I wanted to just throw this out there and hope that someone who is on the fence or too scared to take the plunge for vsg or who is struggling post op sees this!
I had my vsg jan 29 2013 I was 330 pounds and miserable I couldnt even play with my then 1 year old the way she should have been played with. I was severly dependenet on my fiance to help care for not only me but taking the brunt of our 1 year olds care. I had tried and stuggled my entire life, I am 23 and had high blood pressure and was in pain constantly and just the simplest tasks exhausted me. I did not want to live this way any more, its not really living.
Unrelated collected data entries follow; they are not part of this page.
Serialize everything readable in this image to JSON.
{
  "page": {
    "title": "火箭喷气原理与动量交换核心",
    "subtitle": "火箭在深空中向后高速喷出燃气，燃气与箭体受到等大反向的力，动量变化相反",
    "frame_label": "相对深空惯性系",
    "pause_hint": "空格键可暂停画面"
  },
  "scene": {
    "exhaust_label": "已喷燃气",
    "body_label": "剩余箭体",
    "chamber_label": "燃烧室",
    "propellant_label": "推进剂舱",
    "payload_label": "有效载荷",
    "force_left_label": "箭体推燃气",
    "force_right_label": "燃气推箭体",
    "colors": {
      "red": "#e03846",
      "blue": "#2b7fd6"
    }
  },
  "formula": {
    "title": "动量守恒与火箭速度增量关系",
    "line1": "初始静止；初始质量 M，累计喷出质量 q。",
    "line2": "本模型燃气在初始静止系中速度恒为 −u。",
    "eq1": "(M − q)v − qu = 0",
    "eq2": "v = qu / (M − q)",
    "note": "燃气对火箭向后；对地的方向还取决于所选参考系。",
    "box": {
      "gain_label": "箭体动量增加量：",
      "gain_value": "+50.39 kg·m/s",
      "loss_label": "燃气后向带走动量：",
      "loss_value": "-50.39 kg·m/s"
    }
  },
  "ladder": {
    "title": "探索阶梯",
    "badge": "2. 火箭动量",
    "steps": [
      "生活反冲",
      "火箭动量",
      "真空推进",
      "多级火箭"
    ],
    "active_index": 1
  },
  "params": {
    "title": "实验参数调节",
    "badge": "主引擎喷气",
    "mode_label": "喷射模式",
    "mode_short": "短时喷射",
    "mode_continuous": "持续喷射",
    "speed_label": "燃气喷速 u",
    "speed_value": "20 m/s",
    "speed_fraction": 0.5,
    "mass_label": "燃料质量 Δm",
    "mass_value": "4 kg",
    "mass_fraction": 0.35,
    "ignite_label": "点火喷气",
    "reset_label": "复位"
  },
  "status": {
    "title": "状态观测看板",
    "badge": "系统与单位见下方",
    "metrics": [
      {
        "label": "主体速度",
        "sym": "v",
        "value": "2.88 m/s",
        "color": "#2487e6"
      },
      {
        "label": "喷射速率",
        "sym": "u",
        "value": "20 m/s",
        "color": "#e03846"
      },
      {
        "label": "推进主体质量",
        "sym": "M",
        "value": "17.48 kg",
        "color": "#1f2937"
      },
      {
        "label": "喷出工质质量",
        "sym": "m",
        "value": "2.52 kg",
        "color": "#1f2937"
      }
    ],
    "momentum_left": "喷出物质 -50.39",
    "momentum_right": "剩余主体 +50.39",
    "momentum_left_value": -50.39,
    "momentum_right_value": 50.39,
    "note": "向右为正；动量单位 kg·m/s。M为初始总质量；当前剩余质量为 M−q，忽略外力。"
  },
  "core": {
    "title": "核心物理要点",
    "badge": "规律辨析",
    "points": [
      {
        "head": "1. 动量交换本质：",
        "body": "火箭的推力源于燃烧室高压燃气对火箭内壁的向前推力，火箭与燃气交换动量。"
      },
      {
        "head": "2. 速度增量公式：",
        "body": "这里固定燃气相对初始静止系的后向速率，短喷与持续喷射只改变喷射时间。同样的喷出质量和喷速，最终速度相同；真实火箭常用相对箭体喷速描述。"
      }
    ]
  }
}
I had my surgery and bam I lost nothing for about 2 months, I joined a gym and said to heck with it I will be fit and healthy regardless of what my scale says. So I ate right and began running, I saw a whole new me come out. The better version of me that was being smothered by my fat insecure unhappy self. I found myself at 23 and as of today 114 pounds down. I regret nothing.
My now 2 year old and I play, and run to the park a mile away. She laughs and runs and I can catch her and toss her in the air til she giggles uncontrolably, I can carry her through the whole mall without putting her down. I can love and
play with her and be here for the long term now.
I am in no way perfect, and yes I am struggling now but I know I will get to my goal of 175, I am 212 now so it will happen. I am going to enjoy my size 16 butt cause the alternative was a size 26! Dont give up it is worth it, for a better future and a chance to live.